After this, Perdiccas was allied to the Spartans and, in 424, helped the Spartan Brasidas to take Amphipolis from the Athenians, one of her most important colonies, mainly for its ready access to timber for her fleets. This was a severe blow to Athens, and would tie them to Macedonian timber for years to come, which strengthened Macedonia’s bargaining power considerably. In return for this, the Spartans helped Perdiccas secure his borders, by leading an assault on King Arrhabaeus of Lyncus, with the promise of support from the Illyrians. However, the Illyrians switched sides and attacked Perdiccas and his Spartan allies. The poorly trained Macedonian troops fled, and so the Spartans also retreated and attacked the Macedonian baggage train in anger. This soured relations between Macedonia and the Peloponnese for years to come, and pushed Perdiccas closer to Athens, allying himself with them in 423.
By 417, Perdiccas had left the Athenians and joined the Spartan-Argive alliance. Just four years later, bowing to Athenian pressure, Perdiccas broke with the Peloponnese, and aided Athens in their attack on Amphipolis.
In 413 BC he died and left his son Archelaus as king.
Perdiccas in Harpers Dictionary of Classical Antiquities (1898)

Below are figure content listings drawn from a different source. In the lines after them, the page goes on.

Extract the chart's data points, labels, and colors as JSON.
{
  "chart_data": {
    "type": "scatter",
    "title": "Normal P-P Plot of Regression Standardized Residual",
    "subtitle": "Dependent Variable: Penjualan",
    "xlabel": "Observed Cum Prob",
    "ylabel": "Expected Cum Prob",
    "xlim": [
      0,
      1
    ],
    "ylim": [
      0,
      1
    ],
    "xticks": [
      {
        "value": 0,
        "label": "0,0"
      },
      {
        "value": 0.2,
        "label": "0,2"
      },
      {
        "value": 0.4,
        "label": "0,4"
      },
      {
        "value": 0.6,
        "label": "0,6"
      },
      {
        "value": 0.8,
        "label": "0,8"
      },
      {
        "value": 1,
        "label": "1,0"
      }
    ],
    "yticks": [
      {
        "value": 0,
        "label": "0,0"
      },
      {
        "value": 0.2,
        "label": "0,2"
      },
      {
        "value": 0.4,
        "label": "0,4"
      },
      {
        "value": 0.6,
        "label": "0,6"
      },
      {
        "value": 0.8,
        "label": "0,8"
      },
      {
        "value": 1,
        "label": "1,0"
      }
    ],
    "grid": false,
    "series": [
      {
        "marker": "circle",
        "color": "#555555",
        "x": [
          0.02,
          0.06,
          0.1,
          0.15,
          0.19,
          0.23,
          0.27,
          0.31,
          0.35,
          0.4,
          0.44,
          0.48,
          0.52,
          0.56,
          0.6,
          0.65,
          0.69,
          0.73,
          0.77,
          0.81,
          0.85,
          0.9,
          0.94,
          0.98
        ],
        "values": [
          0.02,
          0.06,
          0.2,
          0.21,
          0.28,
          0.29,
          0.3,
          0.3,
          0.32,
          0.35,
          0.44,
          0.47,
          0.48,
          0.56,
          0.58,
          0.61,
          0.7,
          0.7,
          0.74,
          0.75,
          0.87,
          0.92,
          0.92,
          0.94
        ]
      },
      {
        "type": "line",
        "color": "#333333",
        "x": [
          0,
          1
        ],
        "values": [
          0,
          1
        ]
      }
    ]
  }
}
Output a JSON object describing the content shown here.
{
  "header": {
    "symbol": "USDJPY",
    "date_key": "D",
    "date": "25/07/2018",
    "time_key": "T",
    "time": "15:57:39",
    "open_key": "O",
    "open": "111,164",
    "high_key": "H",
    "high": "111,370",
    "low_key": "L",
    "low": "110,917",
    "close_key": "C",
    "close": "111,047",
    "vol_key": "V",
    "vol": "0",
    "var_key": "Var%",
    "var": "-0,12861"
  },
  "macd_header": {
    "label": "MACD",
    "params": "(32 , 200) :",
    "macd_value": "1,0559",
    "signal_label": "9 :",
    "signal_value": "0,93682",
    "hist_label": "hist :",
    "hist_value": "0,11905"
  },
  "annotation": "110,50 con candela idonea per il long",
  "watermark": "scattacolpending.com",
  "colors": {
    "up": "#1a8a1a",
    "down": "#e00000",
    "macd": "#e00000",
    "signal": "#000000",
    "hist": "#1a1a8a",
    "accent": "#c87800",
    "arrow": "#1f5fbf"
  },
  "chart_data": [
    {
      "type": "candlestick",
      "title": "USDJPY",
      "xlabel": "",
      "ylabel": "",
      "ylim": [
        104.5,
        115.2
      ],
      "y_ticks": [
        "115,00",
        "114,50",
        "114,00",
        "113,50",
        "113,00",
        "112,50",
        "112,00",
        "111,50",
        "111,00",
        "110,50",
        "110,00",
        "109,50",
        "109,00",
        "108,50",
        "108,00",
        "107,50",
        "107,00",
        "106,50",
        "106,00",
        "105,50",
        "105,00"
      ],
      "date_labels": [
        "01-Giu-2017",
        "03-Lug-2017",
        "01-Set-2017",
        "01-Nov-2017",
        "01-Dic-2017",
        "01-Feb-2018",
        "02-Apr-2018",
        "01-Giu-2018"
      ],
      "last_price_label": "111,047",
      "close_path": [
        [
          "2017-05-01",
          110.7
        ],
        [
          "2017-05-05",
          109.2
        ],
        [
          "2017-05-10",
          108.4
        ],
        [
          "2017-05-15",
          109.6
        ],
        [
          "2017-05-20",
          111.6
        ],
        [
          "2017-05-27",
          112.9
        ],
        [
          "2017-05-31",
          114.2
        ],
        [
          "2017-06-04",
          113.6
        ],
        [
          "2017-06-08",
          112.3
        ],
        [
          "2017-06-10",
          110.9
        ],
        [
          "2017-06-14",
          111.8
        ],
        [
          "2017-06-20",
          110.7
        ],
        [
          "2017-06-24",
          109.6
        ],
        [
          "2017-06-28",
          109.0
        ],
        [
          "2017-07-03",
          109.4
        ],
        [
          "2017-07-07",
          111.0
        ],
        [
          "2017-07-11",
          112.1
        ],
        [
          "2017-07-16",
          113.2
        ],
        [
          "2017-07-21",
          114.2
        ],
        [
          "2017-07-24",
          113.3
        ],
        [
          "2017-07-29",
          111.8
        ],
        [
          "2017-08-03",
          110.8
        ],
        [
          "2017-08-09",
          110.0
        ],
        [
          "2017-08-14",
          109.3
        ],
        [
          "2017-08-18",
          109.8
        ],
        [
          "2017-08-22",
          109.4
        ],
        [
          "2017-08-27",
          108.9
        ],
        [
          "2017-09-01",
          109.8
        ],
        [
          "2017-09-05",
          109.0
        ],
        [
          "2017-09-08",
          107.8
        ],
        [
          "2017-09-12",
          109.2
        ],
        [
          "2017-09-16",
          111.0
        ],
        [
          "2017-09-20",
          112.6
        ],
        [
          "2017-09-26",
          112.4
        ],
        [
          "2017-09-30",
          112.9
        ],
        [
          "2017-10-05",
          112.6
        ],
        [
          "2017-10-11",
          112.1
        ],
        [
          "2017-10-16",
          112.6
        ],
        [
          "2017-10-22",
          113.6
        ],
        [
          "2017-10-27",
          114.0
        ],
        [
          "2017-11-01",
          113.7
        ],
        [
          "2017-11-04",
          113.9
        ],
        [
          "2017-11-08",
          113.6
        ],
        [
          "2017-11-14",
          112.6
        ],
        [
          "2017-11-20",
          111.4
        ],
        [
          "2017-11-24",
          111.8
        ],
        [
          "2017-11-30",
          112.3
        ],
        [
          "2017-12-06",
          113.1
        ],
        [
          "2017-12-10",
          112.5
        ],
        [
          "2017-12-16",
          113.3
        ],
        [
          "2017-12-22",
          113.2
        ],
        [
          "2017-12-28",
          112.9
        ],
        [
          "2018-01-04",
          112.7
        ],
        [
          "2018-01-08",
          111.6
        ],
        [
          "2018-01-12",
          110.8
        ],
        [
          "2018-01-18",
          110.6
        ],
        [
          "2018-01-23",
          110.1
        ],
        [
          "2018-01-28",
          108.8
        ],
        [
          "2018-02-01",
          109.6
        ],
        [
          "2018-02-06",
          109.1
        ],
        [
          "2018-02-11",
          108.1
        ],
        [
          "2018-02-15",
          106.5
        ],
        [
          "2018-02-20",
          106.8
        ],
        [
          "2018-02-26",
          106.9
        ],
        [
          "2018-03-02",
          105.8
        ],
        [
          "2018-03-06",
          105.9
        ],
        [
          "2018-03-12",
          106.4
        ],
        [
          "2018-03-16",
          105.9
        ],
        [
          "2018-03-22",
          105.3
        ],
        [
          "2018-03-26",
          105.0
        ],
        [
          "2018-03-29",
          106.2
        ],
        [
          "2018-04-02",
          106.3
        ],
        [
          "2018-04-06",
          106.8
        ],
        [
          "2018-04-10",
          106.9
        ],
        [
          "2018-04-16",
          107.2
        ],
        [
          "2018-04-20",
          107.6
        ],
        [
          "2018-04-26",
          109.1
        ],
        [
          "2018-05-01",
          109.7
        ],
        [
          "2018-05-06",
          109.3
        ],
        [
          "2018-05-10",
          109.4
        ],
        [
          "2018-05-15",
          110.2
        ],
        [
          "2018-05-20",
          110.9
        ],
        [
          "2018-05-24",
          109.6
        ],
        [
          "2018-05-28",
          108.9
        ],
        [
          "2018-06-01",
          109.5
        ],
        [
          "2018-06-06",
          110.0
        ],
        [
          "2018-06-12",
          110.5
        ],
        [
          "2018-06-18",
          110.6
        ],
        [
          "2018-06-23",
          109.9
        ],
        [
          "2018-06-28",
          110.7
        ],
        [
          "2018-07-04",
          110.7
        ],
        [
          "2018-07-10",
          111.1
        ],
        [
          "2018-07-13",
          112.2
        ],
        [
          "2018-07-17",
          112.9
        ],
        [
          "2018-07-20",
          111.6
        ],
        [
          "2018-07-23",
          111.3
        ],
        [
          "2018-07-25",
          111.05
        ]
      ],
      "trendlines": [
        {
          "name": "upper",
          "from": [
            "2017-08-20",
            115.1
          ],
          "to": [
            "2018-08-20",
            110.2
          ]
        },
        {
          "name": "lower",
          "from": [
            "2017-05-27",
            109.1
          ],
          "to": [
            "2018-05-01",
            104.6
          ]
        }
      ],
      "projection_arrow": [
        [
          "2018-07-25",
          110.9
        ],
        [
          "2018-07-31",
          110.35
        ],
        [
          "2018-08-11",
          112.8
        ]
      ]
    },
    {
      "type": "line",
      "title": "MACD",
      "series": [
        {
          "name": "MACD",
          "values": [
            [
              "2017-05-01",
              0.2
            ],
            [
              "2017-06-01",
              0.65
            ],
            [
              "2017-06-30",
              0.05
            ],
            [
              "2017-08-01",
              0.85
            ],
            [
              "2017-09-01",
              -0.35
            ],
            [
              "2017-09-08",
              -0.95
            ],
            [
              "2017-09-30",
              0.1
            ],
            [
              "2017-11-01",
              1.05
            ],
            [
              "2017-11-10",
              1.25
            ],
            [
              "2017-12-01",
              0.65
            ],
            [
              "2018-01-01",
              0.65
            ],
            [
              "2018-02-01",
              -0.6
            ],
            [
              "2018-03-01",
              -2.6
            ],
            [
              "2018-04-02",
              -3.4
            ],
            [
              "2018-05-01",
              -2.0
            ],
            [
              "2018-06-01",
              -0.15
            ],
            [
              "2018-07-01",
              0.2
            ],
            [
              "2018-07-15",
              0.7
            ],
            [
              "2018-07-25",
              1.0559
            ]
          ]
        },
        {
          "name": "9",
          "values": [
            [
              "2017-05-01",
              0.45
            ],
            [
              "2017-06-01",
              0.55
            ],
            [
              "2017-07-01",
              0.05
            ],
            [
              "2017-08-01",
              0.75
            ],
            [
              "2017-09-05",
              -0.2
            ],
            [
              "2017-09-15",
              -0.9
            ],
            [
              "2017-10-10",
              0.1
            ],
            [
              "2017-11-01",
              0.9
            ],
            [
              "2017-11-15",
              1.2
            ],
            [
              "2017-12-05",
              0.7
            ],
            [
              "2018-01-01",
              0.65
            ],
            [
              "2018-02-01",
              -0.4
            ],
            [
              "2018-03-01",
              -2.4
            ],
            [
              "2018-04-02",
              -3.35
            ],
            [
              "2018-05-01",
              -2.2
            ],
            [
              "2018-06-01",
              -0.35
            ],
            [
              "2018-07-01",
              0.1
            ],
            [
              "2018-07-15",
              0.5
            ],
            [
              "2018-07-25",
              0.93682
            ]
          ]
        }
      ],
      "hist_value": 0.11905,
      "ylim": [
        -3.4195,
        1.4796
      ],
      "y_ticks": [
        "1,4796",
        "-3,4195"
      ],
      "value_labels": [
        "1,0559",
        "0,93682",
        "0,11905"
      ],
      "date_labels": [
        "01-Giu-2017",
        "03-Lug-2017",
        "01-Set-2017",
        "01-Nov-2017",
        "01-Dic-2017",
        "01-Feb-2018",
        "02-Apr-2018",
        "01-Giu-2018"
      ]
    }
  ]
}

The son and successor of Alexander I. of Macedonia, reigning from B.C. 454 to 413. Shortly before the Peloponnesian War, Perdiccas was at war with the Athenians, who sent a force to support his brother Philip, and Derdas, a Macedonian chieftain, against the king, while the latter espoused the cause of Potidaea, which had shaken off the Athenian yoke, B.C. 432 (Diod. Sic.xii. 34). In the following year peace was concluded between Perdiccas and the Athenians, but it did not last long, and he was during the greater part of his reign on hostile terms with the Athenians. In B.C. 429 his dominions were invaded by Sitalces, king of the powerful Thracian tribe of the Odrysians, but the enemy was compelled, by want of provisions, to return home (Diod. Sic.xii. 50). It was in great part at his instigation that Brasidas in B.C. 424 set out on his celebrated expedition to Macedonia and Thrace. In the following year (B.C. 423), however, a misunderstanding arose between him and Brasidas; in consequence of which he abandoned the Spartan alliance, and concluded peace with Athens (Thuc.iv. 82). Subsequently we find him at one time in alliance with the Spartans and at another time with the Athenians; and it is evident that he joined one or other of the belligerent parties according to the dictates of his own interest at the moment.